The announcement came without warning. One scholarship. One place. One future guaranteed.

Your name.

Applause filled the hall. Professors beamed. Students stared. I clapped because that was what love was supposed to do—celebrate, even when it shattered you.

You didn't look at me.

Later, we met in the library—the same table where we first kissed, hidden by shelves and silence. You stood taller than before, like victory had already reshaped you.

"I didn't mean for it to hurt you," you said.

I smiled. "You didn't mean for me to lose."

There it was. The truth we had been circling for months.

"I worked for this," you continued. "I can't give it up. Not for anyone."

Not even me.

I nodded, because losers don't argue with winners.

"You knew this might happen," you added gently.

Did I?

Or did I believe love would rewrite the rules?

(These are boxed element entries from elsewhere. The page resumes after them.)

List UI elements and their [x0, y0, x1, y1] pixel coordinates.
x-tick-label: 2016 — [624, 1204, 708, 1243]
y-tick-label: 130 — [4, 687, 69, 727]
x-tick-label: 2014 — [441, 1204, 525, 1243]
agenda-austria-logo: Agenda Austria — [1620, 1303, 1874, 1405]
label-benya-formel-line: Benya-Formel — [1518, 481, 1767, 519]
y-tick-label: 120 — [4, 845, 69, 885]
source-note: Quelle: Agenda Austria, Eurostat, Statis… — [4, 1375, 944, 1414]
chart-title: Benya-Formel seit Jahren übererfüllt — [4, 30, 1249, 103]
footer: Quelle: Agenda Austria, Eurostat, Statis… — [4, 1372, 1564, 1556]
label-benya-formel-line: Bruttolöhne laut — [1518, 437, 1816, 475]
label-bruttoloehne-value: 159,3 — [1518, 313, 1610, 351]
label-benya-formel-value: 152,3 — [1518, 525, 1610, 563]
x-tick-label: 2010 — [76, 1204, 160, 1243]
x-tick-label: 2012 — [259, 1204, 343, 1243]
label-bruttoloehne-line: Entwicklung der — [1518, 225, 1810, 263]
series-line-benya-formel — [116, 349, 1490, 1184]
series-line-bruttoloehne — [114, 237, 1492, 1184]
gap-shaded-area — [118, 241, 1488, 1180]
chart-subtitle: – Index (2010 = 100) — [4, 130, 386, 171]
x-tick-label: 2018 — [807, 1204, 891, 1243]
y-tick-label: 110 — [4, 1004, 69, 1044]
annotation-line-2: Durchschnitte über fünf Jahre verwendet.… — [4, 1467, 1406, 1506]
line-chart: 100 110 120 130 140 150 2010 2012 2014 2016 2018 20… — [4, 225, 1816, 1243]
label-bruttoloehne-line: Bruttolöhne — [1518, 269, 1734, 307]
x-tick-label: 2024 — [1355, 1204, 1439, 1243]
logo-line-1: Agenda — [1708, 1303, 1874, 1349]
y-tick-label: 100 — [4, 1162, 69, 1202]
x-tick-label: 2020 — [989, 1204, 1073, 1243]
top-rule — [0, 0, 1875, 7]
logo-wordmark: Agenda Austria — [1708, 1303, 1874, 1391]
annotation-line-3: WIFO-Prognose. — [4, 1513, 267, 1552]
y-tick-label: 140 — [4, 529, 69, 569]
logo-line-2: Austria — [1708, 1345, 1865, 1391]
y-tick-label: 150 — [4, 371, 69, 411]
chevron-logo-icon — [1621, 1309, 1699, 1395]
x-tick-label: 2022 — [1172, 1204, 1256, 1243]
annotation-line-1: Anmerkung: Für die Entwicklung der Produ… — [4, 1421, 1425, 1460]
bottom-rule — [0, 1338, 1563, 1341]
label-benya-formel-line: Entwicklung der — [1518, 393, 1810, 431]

I stepped closer, close enough to feel your warmth, close enough to remember what we were. "So tell me," I said quietly. "What am I to you now?"

Your silence answered first.

Then you spoke, carefully, like every word was being graded.

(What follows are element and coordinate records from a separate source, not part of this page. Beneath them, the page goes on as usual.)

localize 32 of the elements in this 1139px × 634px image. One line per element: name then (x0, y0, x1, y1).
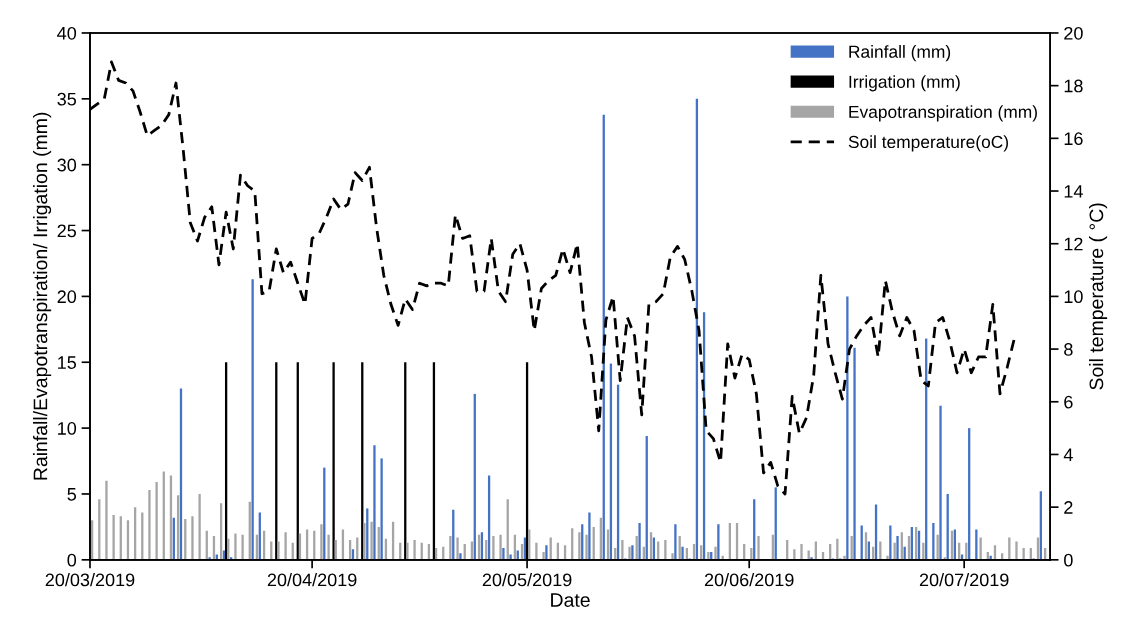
y-axis-title: Rainfall/Evapotranspiration/ Irrigation (mm) (33, 112, 52, 480)
y2-tick-label: 14 (1064, 185, 1083, 198)
y-tick-label: 10 (58, 422, 77, 435)
y2-tick-label: 8 (1064, 343, 1073, 356)
y2-tick-label: 16 (1064, 132, 1083, 146)
legend-label: Evapotranspiration (mm) (849, 105, 1037, 122)
legend-label: Soil temperature(oC) (848, 135, 1008, 152)
y2-tick-label: 10 (1064, 290, 1083, 304)
x-tick-label: 20/07/2019 (919, 573, 1009, 587)
y-tick-label: 5 (67, 488, 77, 501)
x-tick-label: 20/03/2019 (45, 573, 135, 587)
y-tick-label: 15 (58, 356, 77, 369)
y2-axis-title: Soil temperature ( °C) (1088, 203, 1108, 390)
x-tick-label: 20/04/2019 (267, 573, 357, 587)
y-tick-label: 25 (57, 224, 77, 238)
y-tick-label: 0 (67, 553, 77, 567)
legend-label: Rainfall (mm) (849, 45, 951, 62)
y2-tick-label: 20 (1064, 26, 1083, 40)
y2-tick-label: 4 (1063, 448, 1073, 461)
y-tick-label: 30 (57, 158, 77, 172)
x-tick-label: 20/06/2019 (704, 573, 794, 587)
y2-tick-label: 12 (1064, 237, 1083, 251)
y-tick-label: 20 (57, 290, 77, 304)
legend-label: Irrigation (mm) (849, 75, 960, 92)
y2-tick-label: 0 (1064, 553, 1073, 567)
y-tick-label: 35 (57, 92, 77, 106)
y2-tick-label: 6 (1064, 395, 1073, 409)
y2-tick-label: 2 (1064, 501, 1073, 514)
y-tick-label: 40 (57, 26, 77, 40)
y2-tick-label: 18 (1064, 79, 1083, 93)
x-tick-label: 20/05/2019 (482, 573, 572, 587)
x-axis-title: Date (551, 593, 590, 607)
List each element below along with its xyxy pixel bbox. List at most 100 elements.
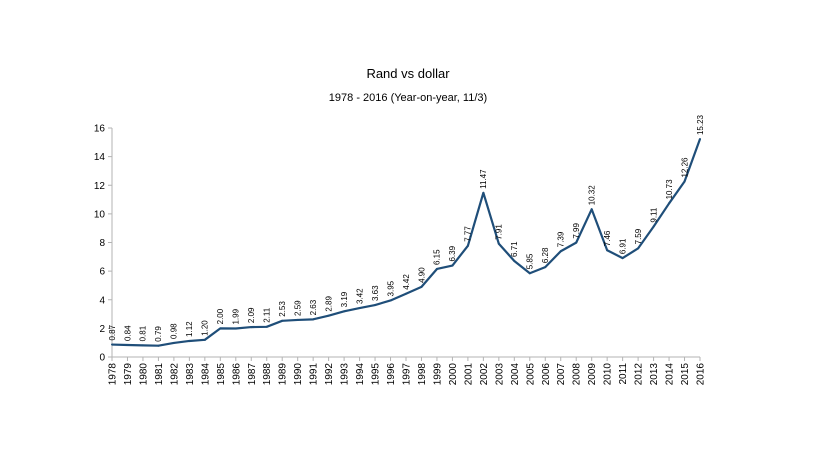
data-label: 6.71 bbox=[510, 241, 519, 257]
data-point bbox=[389, 299, 392, 302]
chart-subtitle: 1978 - 2016 (Year-on-year, 11/3) bbox=[328, 92, 488, 104]
data-label: 6.39 bbox=[448, 245, 457, 261]
x-tick-label: 2013 bbox=[649, 363, 660, 386]
y-tick-label: 16 bbox=[94, 124, 106, 135]
y-tick-label: 8 bbox=[99, 238, 105, 249]
data-point bbox=[374, 304, 377, 307]
data-point bbox=[513, 259, 516, 262]
x-tick-label: 2012 bbox=[634, 363, 645, 386]
data-label: 3.95 bbox=[386, 280, 395, 296]
data-label: 3.19 bbox=[340, 291, 349, 307]
x-tick-label: 1985 bbox=[216, 363, 227, 386]
data-label: 3.42 bbox=[355, 288, 364, 304]
data-point bbox=[544, 266, 547, 269]
x-tick-label: 1989 bbox=[278, 363, 289, 386]
data-point bbox=[668, 202, 671, 205]
data-point bbox=[203, 338, 206, 341]
data-point bbox=[451, 264, 454, 267]
data-label: 15.23 bbox=[696, 114, 705, 135]
data-point bbox=[281, 319, 284, 322]
y-tick-label: 4 bbox=[99, 295, 105, 306]
x-tick-label: 1988 bbox=[262, 363, 273, 386]
x-tick-label: 1983 bbox=[185, 363, 196, 386]
x-tick-label: 1987 bbox=[247, 363, 258, 386]
x-tick-label: 2004 bbox=[510, 363, 521, 386]
data-point bbox=[172, 341, 175, 344]
data-label: 2.00 bbox=[216, 308, 225, 324]
data-point bbox=[358, 307, 361, 310]
data-point bbox=[497, 242, 500, 245]
data-label: 7.99 bbox=[572, 223, 581, 239]
x-tick-label: 1999 bbox=[432, 363, 443, 386]
data-label: 7.77 bbox=[464, 226, 473, 242]
x-tick-label: 1990 bbox=[293, 363, 304, 386]
x-tick-label: 2001 bbox=[463, 363, 474, 386]
y-tick-label: 10 bbox=[94, 209, 106, 220]
chart-title: Rand vs dollar bbox=[366, 66, 450, 81]
x-tick-label: 2008 bbox=[572, 363, 583, 386]
x-tick-label: 2016 bbox=[696, 363, 707, 386]
data-point bbox=[219, 327, 222, 330]
data-point bbox=[683, 180, 686, 183]
x-tick-label: 2007 bbox=[556, 363, 567, 386]
data-label: 6.15 bbox=[433, 249, 442, 265]
x-tick-label: 2006 bbox=[541, 363, 552, 386]
data-point bbox=[606, 249, 609, 252]
data-label: 2.53 bbox=[278, 301, 287, 317]
data-point bbox=[405, 292, 407, 295]
data-label: 2.09 bbox=[247, 307, 256, 323]
data-label: 4.90 bbox=[417, 267, 426, 283]
x-tick-label: 1993 bbox=[340, 363, 351, 386]
data-label: 5.85 bbox=[526, 253, 535, 269]
x-tick-label: 1978 bbox=[108, 363, 119, 386]
x-tick-label: 1992 bbox=[324, 363, 335, 386]
data-label: 1.99 bbox=[232, 308, 241, 324]
x-tick-label: 1984 bbox=[200, 363, 211, 386]
data-point bbox=[435, 267, 438, 270]
x-tick-label: 1997 bbox=[402, 363, 413, 386]
x-tick-label: 1995 bbox=[371, 363, 382, 386]
data-point bbox=[621, 257, 624, 260]
data-point bbox=[188, 339, 191, 342]
data-point bbox=[157, 344, 160, 347]
data-label: 0.98 bbox=[170, 323, 179, 339]
data-label: 7.46 bbox=[603, 230, 612, 246]
x-tick-label: 2000 bbox=[448, 363, 459, 386]
data-label: 4.42 bbox=[402, 274, 411, 290]
data-point bbox=[590, 208, 593, 211]
data-point bbox=[466, 244, 469, 247]
data-label: 2.89 bbox=[324, 296, 333, 312]
data-label: 6.28 bbox=[541, 247, 550, 263]
data-label: 2.11 bbox=[263, 307, 272, 323]
data-point bbox=[528, 272, 531, 275]
y-tick-label: 14 bbox=[94, 152, 106, 163]
data-label: 12.26 bbox=[680, 157, 689, 178]
data-point bbox=[234, 327, 237, 330]
data-label: 6.91 bbox=[618, 238, 627, 254]
data-point bbox=[482, 191, 485, 194]
x-tick-label: 1998 bbox=[417, 363, 428, 386]
data-point bbox=[250, 326, 253, 329]
data-point bbox=[652, 225, 655, 228]
x-tick-label: 1982 bbox=[169, 363, 180, 386]
y-tick-label: 0 bbox=[99, 353, 105, 364]
y-tick-label: 2 bbox=[99, 324, 105, 335]
y-tick-label: 12 bbox=[94, 181, 106, 192]
data-point bbox=[141, 344, 144, 347]
x-tick-label: 1996 bbox=[386, 363, 397, 386]
x-tick-label: 1979 bbox=[123, 363, 134, 386]
data-point bbox=[420, 285, 423, 288]
x-tick-label: 2002 bbox=[479, 363, 490, 386]
x-tick-label: 1994 bbox=[355, 363, 366, 386]
data-point bbox=[312, 318, 315, 321]
x-tick-label: 2014 bbox=[665, 363, 676, 386]
x-tick-label: 1986 bbox=[231, 363, 242, 386]
data-point bbox=[111, 343, 113, 346]
data-label: 10.73 bbox=[665, 179, 674, 200]
data-label: 10.32 bbox=[587, 185, 596, 206]
x-tick-label: 2011 bbox=[618, 363, 629, 385]
data-label: 1.12 bbox=[185, 321, 194, 337]
data-point bbox=[327, 314, 330, 317]
y-tick-label: 6 bbox=[99, 267, 105, 278]
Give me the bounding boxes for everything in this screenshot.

"I don't want to lose you," you said. "Maybe we can still be friends."

Friends.

A word sharp enough to cut.

I laughed, bitter and small. "You don't turn your boyfriend into a friend after you beat him."

Your jaw tightened. "This isn't a competition."

I looked at the rankings posted on the wall. At your name above mine.

"It always was."

For the first time, doubt flickered across your face. But doubt doesn't change outcomes.

"I love you," you said suddenly, desperate.

Love, offered after the victory.

I stepped back.

"If you loved me," I replied, "you would've asked what this would cost us."

You reached for my hand, and I let you touch me—one last time. Your grip trembled.

But you didn't let go of your future.

So I did.

I walked away first, because I refused to watch myself become smaller beside your success.

That night, alone, I finally understood the cruelty of it all: in academics, in ambition, even in love—someone stands crowned, and someone else is reduced to a footnote.

You won the scholarship.

You kept your pride.

You kept the world.

And I lost the boy I loved.

The winner took it all.

And I was left with the only question that mattered:

Was I ever your lover—

or just the rival you had to defeat?